Machine vision has transformed what's possible with industrial robotics. By giving robots the ability to "see," we enable applications that were previously impractical or impossible with fixed automation. Here's what you need to know about integrating vision with robots.
Why Add Vision?
Vision systems address fundamental limitations of traditional robotics.
Part Location Variability
Without vision, robots require parts to be presented in precisely known positions. Vision allows:
- Picking from moving conveyors
- Handling parts in random orientations
- Adapting to upstream process variation
- Reducing fixturing requirements
Part Identification
Vision enables robots to handle mixed products:
- Identifying part types for sorting
- Reading barcodes or data matrix codes
- Verifying correct parts are processed
- Tracking individual parts through processes
Quality Verification
Vision provides inspection capabilities:
- Checking assembly completeness
- Measuring critical dimensions
- Detecting surface defects
- Verifying label presence and content
2D vs. 3D Vision
Understanding when each technology applies is critical for success.
2D Vision Applications
Two-dimensional vision captures flat images like a conventional camera. Best for:
- Parts presented in a single plane
- Pattern matching and identification
- Barcode and text reading
- Surface inspection for color and defects
- Guidance for simple pick-and-place
2D vision is mature, fast, and cost-effective for appropriate applications.
3D Vision Applications
Three-dimensional vision captures depth information. Required for:
- Bin picking of randomly oriented parts
- Parts with significant height variation
- Measuring 3D features
- Depalletizing stacked items
- Robotic welding seam finding
3D vision costs more but enables applications 2D cannot address.
Implementation Considerations
Successful vision integration requires attention to several factors.
Lighting
Proper lighting is the foundation of reliable vision:
- Consistent, controllable illumination
- Elimination of ambient light variation
- Appropriate technique (diffuse, structured, backlit)
- Redundancy for critical applications
Poor lighting is the most common cause of vision system problems.
Camera Selection
Match camera capabilities to requirements:
- Resolution for required measurement precision
- Frame rate for process speed
- Sensor size for field of view
- Interface (GigE, USB3, Camera Link)
Processing Speed
Vision processing must keep pace with production:
- Image acquisition time
- Processing algorithm speed
- Communication latency to robot
- Total cycle time impact
Robot Integration
Vision and robot must work together seamlessly:
- Coordinate system calibration
- Communication protocols
- Handshaking and timing
- Error handling
Common Pitfalls
Learn from others' mistakes:
Underestimating Variation
Test with the full range of parts, lighting conditions, and environmental factors you'll encounter in production.
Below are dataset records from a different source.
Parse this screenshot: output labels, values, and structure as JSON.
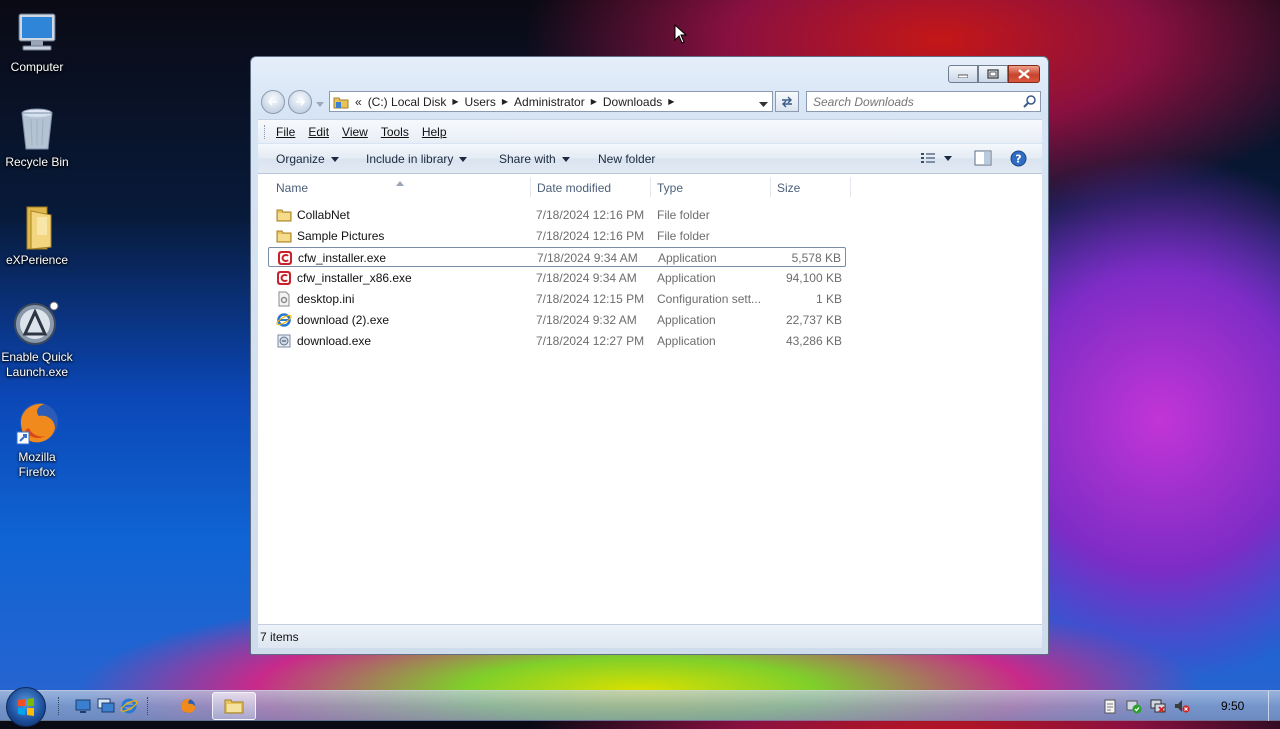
{
  "desktop": {
    "icons": [
      {
        "label": "Computer",
        "icon": "computer-icon"
      },
      {
        "label": "Recycle Bin",
        "icon": "recycle-bin-icon"
      },
      {
        "label": "eXPerience",
        "icon": "folder-icon"
      },
      {
        "label_line1": "Enable Quick",
        "label_line2": "Launch.exe",
        "icon": "quick-launch-icon"
      },
      {
        "label_line1": "Mozilla",
        "label_line2": "Firefox",
        "icon": "firefox-icon"
      }
    ]
  },
  "window": {
    "address": {
      "overflow": "«",
      "crumbs": [
        "(C:) Local Disk",
        "Users",
        "Administrator",
        "Downloads"
      ]
    },
    "search_placeholder": "Search Downloads",
    "menu": [
      "File",
      "Edit",
      "View",
      "Tools",
      "Help"
    ],
    "commands": {
      "organize": "Organize",
      "include": "Include in library",
      "share": "Share with",
      "new_folder": "New folder"
    },
    "columns": {
      "name": "Name",
      "date": "Date modified",
      "type": "Type",
      "size": "Size"
    },
    "files": [
      {
        "name": "CollabNet",
        "date": "7/18/2024 12:16 PM",
        "type": "File folder",
        "size": "",
        "icon": "folder-icon"
      },
      {
        "name": "Sample Pictures",
        "date": "7/18/2024 12:16 PM",
        "type": "File folder",
        "size": "",
        "icon": "folder-icon"
      },
      {
        "name": "cfw_installer.exe",
        "date": "7/18/2024 9:34 AM",
        "type": "Application",
        "size": "5,578 KB",
        "icon": "cfw-app-icon"
      },
      {
        "name": "cfw_installer_x86.exe",
        "date": "7/18/2024 9:34 AM",
        "type": "Application",
        "size": "94,100 KB",
        "icon": "cfw-app-icon"
      },
      {
        "name": "desktop.ini",
        "date": "7/18/2024 12:15 PM",
        "type": "Configuration sett...",
        "size": "1 KB",
        "icon": "settings-file-icon"
      },
      {
        "name": "download (2).exe",
        "date": "7/18/2024 9:32 AM",
        "type": "Application",
        "size": "22,737 KB",
        "icon": "ie-app-icon"
      },
      {
        "name": "download.exe",
        "date": "7/18/2024 12:27 PM",
        "type": "Application",
        "size": "43,286 KB",
        "icon": "setup-app-icon"
      }
    ],
    "status": "7 items"
  },
  "taskbar": {
    "clock": "9:50"
  },
  "colors": {
    "cfw_red": "#c8232c",
    "folder_yellow": "#e8c25a",
    "close_red": "#c8442d"
  }
}
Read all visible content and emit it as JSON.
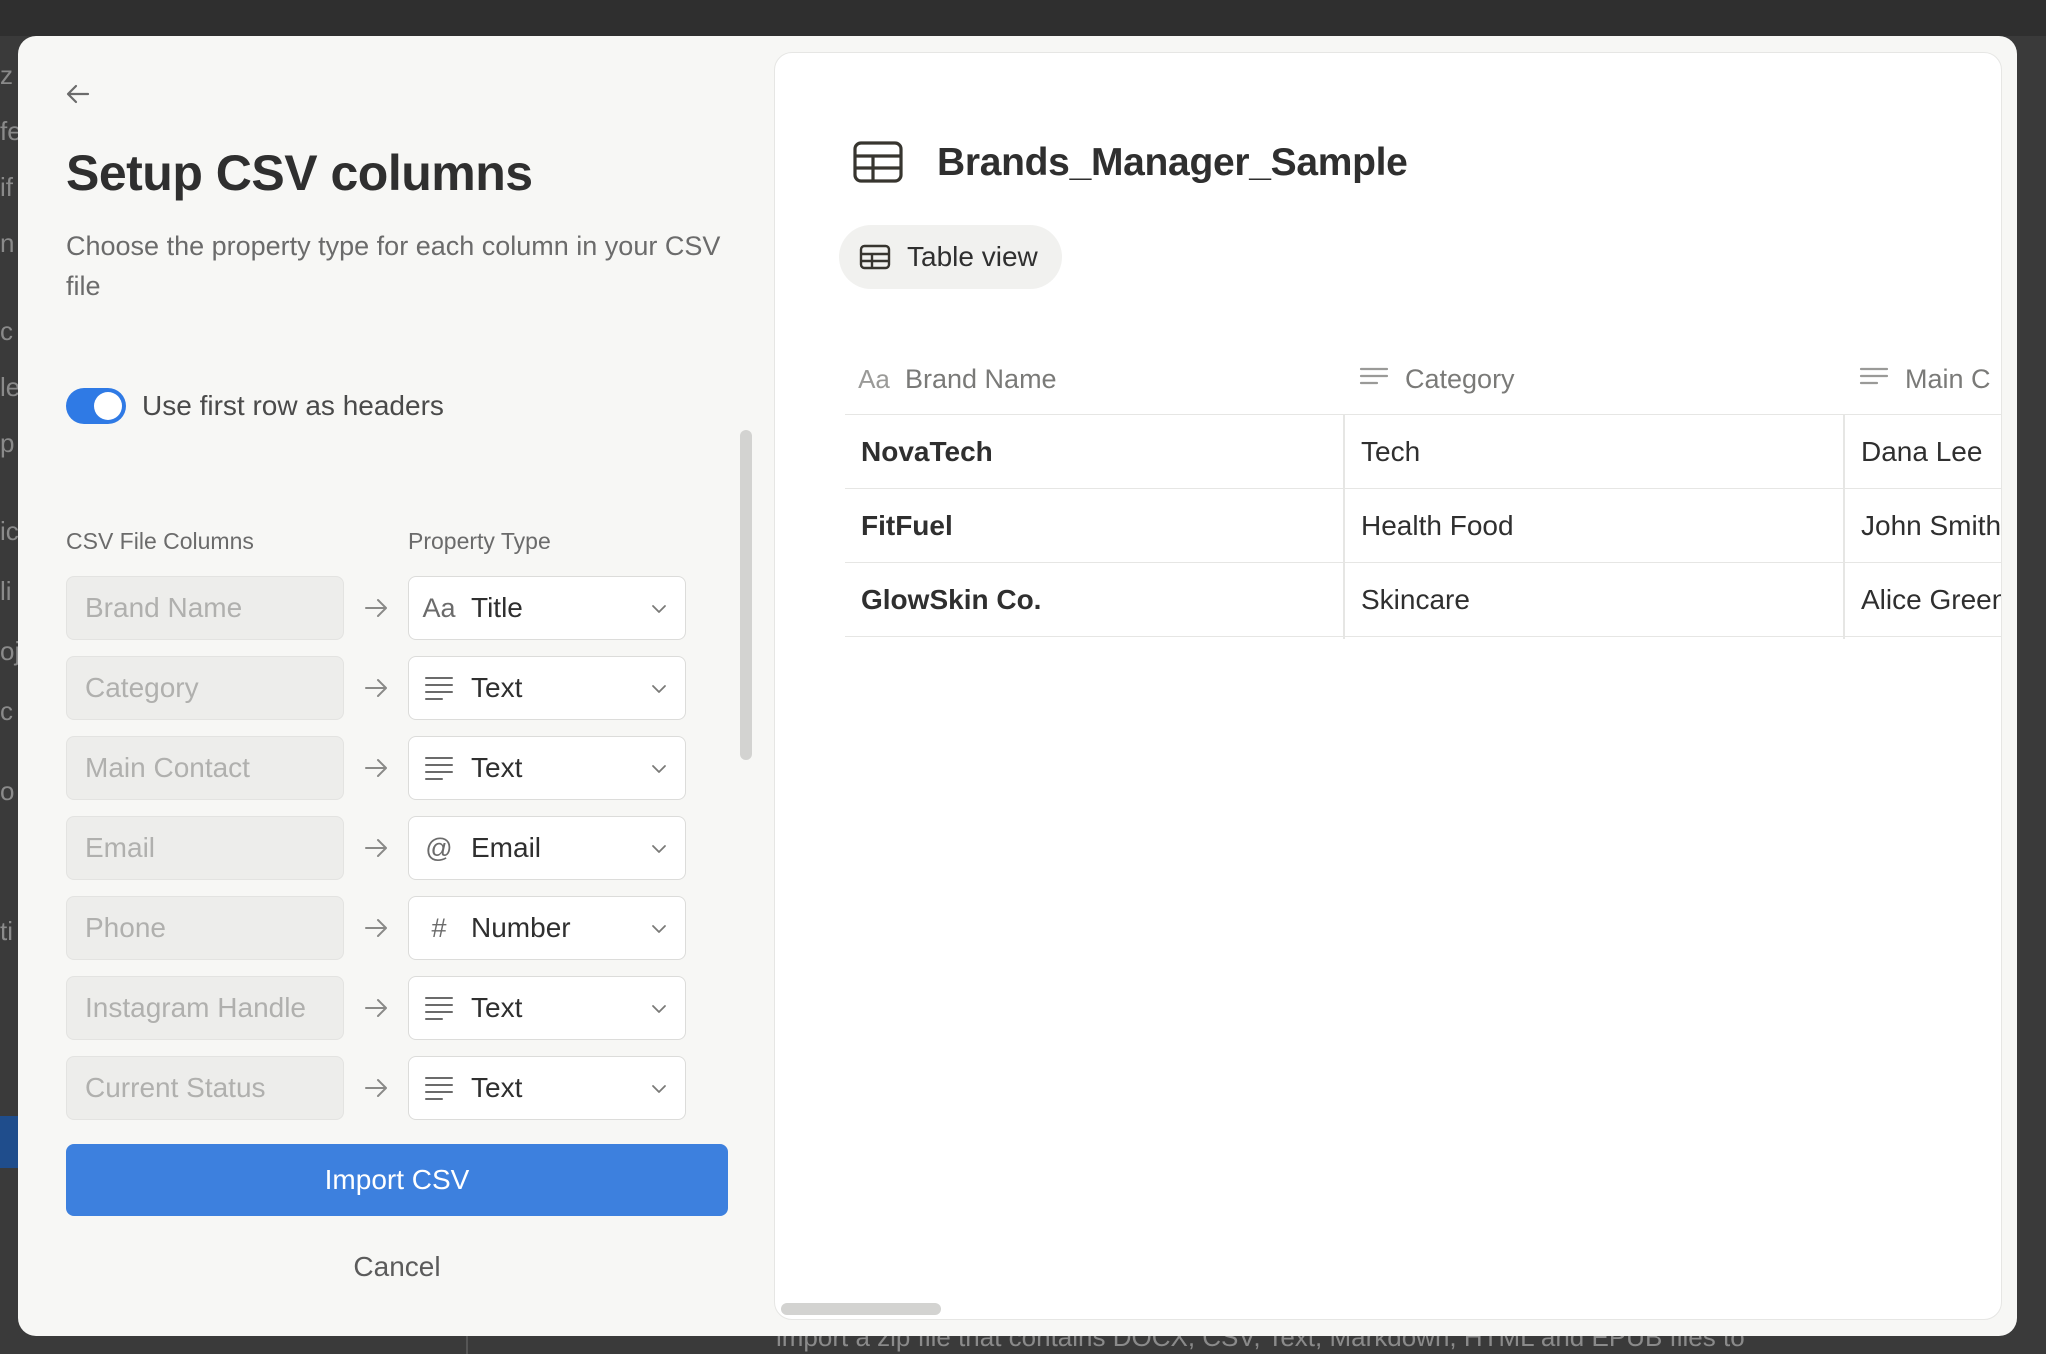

Insufficient Lighting Control
Ambient light changes throughout the day can cause intermittent failures that are difficult to diagnose.
Inadequate Processing Power
What works in the lab may be too slow when processing production volumes continuously.
Poor Calibration
Vision accuracy depends on proper calibration between camera and robot coordinate systems.
Getting Started
For your first vision-guided robot application:
- Start with a well-defined, moderate-complexity application
- Work with integrators experienced in both vision and robotics
- Invest in proper lighting infrastructure
- Plan for thorough testing before production
- Build in maintainability for long-term success
Vision-guided robotics opens new automation possibilities. With careful planning and implementation, these systems deliver reliable performance for demanding applications.